It is rare - almost never - when US forces get to count the dead enemy and take toll of who precisely has been attacking them. "I interact on a daily basis with an enemy that has both local and foreign elements," says Captain Loius Frketic, who commands a battalion known as the "Able Main Warlords" in Kunar province's Pech Valley. He is sure they are foreigners because he can hear Arab voices on the radio communications he intercepts. "But just what the foreign element is bringing to the fight, I don't exactly know."It's a strategy that has worked with some success in Iraq, and could work in Afghanistan and along the Afghan-Pakistani border, especially as the jihadis inflict a terrible toll through bombings and attacks on those who might otherwise be amenable to harboring the Taliban out of tribal loyalties and the custom of giving shelter to visitors.
Al-Qaeda's senior leadership was last targeted - two years ago - only 32 kilometers from his base in the neighboring Bajaur district of Pakistan. A few hours before that attack, Ayman al-Zawahiri, Osama bin Laden's top lieutenant, is believed to have slipped away. Until four years ago, US intelligence experts believed that bin Laden himself was traveling in Pakistan's North-West Frontier Province in the company of Zawahiri. Though the formerly inseparable pair is believed to have split up - likely out of security concerns - their paths may well still cross - at least for secret meetings.
In such meetings, senior al-Qaeda figures in Pakistan often review videotapes of the fighting in Afghanistan taken by surrogates and plan funding for future operations.

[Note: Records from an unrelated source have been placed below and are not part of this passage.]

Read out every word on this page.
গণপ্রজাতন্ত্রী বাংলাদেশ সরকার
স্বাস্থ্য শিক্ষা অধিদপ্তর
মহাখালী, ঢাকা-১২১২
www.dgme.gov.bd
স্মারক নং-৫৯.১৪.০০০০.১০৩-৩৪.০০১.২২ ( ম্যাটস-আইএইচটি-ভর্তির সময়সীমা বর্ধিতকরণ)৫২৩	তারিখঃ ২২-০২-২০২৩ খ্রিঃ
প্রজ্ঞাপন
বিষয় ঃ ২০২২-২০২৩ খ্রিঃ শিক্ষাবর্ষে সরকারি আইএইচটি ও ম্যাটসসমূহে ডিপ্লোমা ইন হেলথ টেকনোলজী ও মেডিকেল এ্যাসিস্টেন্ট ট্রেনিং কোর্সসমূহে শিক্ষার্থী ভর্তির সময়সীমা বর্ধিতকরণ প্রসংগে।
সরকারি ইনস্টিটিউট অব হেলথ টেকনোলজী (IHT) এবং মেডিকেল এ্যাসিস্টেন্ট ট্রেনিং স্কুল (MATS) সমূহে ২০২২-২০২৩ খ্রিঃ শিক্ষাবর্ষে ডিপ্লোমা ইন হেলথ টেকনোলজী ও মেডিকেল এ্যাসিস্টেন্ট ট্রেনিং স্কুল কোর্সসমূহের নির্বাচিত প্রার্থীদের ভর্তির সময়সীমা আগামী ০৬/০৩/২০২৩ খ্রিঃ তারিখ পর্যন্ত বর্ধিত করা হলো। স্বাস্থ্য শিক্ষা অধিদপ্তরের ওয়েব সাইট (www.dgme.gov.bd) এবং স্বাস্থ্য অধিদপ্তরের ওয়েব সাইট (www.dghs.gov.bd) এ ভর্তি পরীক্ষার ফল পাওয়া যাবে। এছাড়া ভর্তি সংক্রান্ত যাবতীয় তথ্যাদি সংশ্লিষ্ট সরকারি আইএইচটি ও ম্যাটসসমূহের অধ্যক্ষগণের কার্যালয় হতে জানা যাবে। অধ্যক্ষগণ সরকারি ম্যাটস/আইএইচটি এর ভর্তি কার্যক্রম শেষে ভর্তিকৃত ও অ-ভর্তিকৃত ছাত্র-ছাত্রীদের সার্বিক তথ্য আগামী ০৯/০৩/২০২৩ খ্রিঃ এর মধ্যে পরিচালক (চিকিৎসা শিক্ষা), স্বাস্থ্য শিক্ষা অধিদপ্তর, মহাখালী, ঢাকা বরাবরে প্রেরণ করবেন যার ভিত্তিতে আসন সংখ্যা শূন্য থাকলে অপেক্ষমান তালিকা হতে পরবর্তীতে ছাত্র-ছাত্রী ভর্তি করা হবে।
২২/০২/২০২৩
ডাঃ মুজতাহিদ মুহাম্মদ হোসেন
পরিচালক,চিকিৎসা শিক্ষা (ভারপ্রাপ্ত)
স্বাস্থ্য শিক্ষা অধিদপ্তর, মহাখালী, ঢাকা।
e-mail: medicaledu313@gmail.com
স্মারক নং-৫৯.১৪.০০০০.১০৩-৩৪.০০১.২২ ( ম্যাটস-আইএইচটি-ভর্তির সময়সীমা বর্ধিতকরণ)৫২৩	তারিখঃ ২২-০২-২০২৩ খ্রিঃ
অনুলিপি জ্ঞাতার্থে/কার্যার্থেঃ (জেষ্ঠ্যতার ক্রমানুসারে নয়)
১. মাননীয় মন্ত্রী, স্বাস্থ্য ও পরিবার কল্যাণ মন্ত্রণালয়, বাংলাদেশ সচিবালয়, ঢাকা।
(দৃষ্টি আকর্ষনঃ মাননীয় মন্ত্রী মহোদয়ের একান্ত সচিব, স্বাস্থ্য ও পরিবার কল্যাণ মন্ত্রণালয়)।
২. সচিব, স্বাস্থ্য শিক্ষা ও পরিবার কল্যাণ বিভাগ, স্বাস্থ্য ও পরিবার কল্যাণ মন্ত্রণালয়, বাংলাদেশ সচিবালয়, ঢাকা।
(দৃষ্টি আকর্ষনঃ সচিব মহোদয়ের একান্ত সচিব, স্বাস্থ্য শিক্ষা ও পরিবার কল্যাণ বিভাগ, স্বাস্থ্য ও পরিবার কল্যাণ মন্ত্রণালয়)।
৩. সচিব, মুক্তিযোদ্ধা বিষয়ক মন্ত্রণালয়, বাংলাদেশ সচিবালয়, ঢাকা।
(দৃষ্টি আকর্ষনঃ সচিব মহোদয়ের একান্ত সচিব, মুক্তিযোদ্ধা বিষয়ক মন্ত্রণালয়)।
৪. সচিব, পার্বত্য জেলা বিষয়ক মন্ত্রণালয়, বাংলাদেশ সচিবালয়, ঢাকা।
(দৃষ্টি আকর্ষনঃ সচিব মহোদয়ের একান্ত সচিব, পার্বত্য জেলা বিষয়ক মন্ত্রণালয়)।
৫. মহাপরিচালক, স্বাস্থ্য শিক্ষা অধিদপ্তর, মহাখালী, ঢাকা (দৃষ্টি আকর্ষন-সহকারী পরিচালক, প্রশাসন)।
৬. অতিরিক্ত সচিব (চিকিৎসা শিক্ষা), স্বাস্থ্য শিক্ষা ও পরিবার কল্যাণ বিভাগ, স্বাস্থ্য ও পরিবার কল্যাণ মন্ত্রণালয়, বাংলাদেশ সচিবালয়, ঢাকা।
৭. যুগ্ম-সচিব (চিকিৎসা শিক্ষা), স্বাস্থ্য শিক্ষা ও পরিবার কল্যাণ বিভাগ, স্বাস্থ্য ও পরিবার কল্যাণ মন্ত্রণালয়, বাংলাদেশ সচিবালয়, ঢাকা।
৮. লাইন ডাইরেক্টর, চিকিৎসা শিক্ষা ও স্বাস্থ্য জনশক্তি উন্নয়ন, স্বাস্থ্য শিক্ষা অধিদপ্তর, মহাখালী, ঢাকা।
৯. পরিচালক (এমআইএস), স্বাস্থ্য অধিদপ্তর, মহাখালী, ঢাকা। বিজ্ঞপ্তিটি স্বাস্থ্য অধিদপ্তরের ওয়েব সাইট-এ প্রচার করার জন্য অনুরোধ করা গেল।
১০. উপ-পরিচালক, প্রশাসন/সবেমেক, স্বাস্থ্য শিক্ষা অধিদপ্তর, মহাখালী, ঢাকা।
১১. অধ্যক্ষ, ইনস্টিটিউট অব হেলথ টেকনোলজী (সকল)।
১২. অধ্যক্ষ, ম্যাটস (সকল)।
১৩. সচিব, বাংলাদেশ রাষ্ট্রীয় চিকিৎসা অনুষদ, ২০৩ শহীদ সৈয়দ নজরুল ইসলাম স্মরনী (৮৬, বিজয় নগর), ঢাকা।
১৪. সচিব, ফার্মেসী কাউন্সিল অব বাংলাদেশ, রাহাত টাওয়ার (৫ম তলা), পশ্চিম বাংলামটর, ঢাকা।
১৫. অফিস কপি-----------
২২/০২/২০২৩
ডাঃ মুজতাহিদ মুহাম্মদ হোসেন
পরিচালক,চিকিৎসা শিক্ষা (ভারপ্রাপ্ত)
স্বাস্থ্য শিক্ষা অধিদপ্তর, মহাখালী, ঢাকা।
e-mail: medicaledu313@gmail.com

For fighters in the 173rd Combat Team fighting in eastern Afghanistan north of the Khyber Pass, just knowing that they fight in proximity to the masterminds of the September 11, 2001, attacks highlights their own sense of a great divide: a split between what the US forces can and must do in Afghanistan, and what al-Qaeda is planning across the border in Pakistan.
Platoon leaders in regular clashes with insurgents here say that their foe is under the direct sway of al-Qaeda. "When we are in a village, we always know that al-Qaeda and the Taliban will soon be back to try to undercut us and try to one-up us," said Sergeant Mark Patterson, whose platoon in the Korengal Valley has been in some of the heaviest fighting anywhere in Afghanistan. US forces based out of the "KOP", or Korengal Outpost, face a higher concentration of al-Qaeda-backed insurgents than most regions of Afghanistan, not least because an Egyptian lieutenant of al-Qaeda operates among them, say US officers.

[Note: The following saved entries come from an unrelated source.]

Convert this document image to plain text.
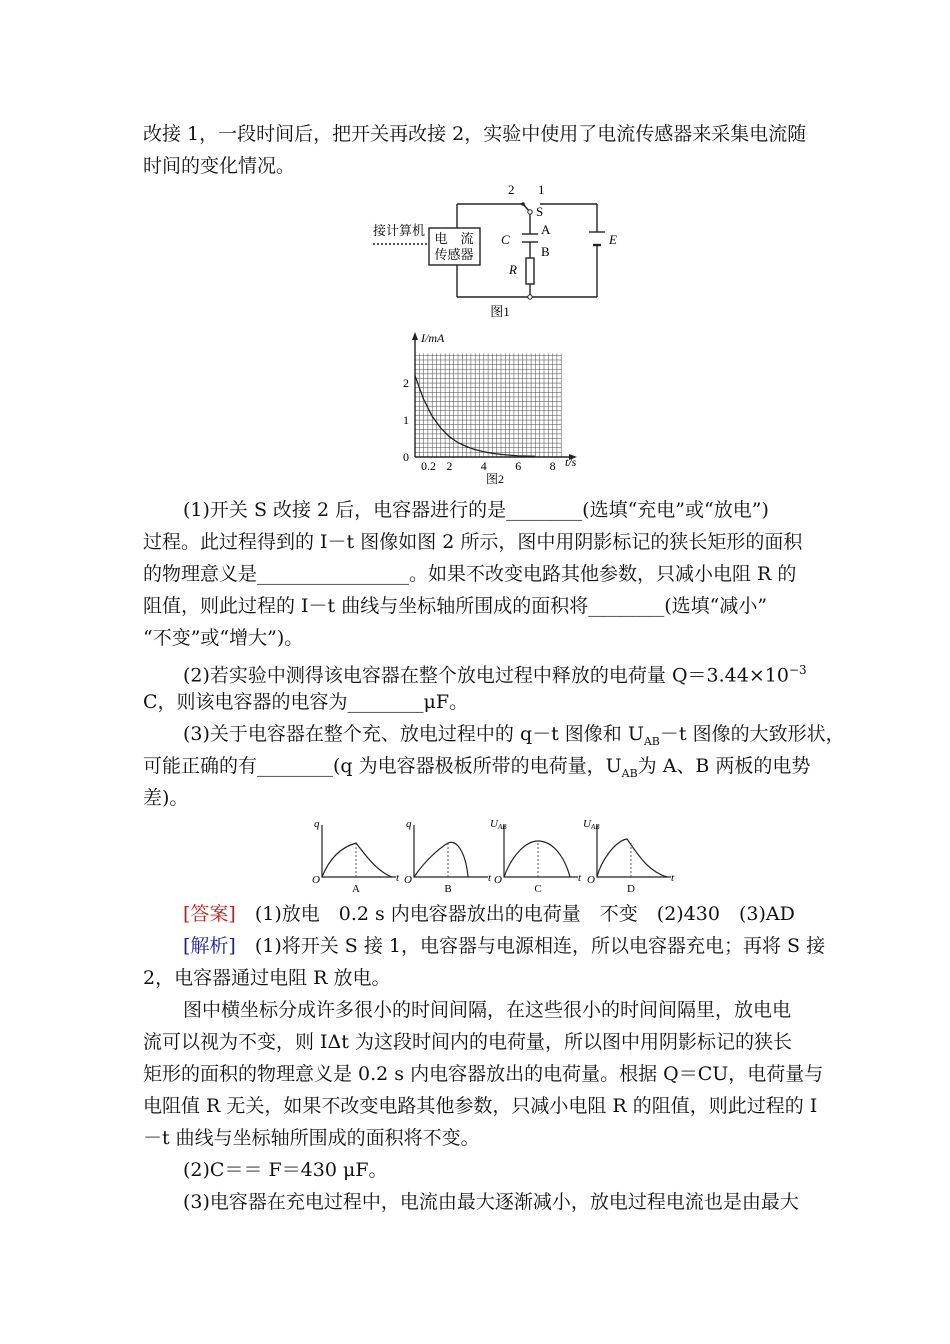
改接 1，一段时间后，把开关再改接 2，实验中使用了电流传感器来采集电流随
时间的变化情况。
接计算机
电　流
传感器
2 1
S
C
A
B
R
E
图1
I/mA
t/s
0
1
2
0.2 2 4 6 8
图2
(1)开关 S 改接 2 后，电容器进行的是________(选填“充电”或“放电”)
过程。此过程得到的 I－t 图像如图 2 所示，图中用阴影标记的狭长矩形的面积
的物理意义是________________。如果不改变电路其他参数，只减小电阻 R 的
阻值，则此过程的 I－t 曲线与坐标轴所围成的面积将________(选填“减小”
“不变”或“增大”)。
(2)若实验中测得该电容器在整个放电过程中释放的电荷量 $Q=3.44\times 10^{-3}$
C，则该电容器的电容为________μF。
(3)关于电容器在整个充、放电过程中的 q－t 图像和 $U_{AB}-t$ 图像的大致形状，
可能正确的有________(q 为电容器极板所带的电荷量，$U_{AB}$为 A、B 两板的电势
差)。
q
O	t
A
q
O	t
B
UAB
O	t
C
UAB
O	t
D
[答案]　 (1)放电　0.2 s 内电容器放出的电荷量　不变　(2)430　(3)AD
[解析]　 (1)将开关 S 接 1，电容器与电源相连，所以电容器充电；再将 S 接
2，电容器通过电阻 R 放电。
图中横坐标分成许多很小的时间间隔，在这些很小的时间间隔里，放电电
流可以视为不变，则 IΔt 为这段时间内的电荷量，所以图中用阴影标记的狭长
矩形的面积的物理意义是 0.2 s 内电容器放出的电荷量。根据 Q＝CU，电荷量与
电阻值 R 无关，如果不改变电路其他参数，只减小电阻 R 的阻值，则此过程的 I
－t 曲线与坐标轴所围成的面积将不变。
(2)C＝＝ F＝430 μF。
(3)电容器在充电过程中，电流由最大逐渐减小，放电过程电流也是由最大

While US forces rarely see their enemy, their mission is to fight for the hearts and minds of the same people al-Qaeda and its affiliates try to win over. While the insurgents try to operate with the cover of the what Chinese leader Mao Zedong once called the "sea of the people", US forces are trying to pry away that popular backing.
At the same time, the US and its allies have to deal with not only al Qaeda, but the Taliban and its elusive thug, Baitullah Mehsud. Five of his followers have been formally charged with Benazir Bhutto's assassination. Meanwhile, Afghan intel services nabbed a Taliban field commander for northwestern Afghanistan during a raid in Herat province.
UPDATE:
We might not know where Zawahiri is, but the disembodied voice of Osama has been spotted on a video tape (well, there's just audio from bin Laden, which has become his modus operandi on these tapes). No mention of the five year anniversary of the US invasion of Iraq, and it refers instead to the cartoon jihad in Europe. Curious. Very curious.
Others noting Osama's tape include Jammie and Flap's Blog.
Rusty at the Jawa Report thinks that this is proof that Osama's dead because the cartoon jihad started two years ago, and there's nothing really new on point - and the lack of mention of Geert Wilders film despite its pending release suggests that Osama's seriously behind the times. He posits that the audio is from at least 2006 and the terror video producers at al Sahab didn't have anything else close to work with, so this is what we've got.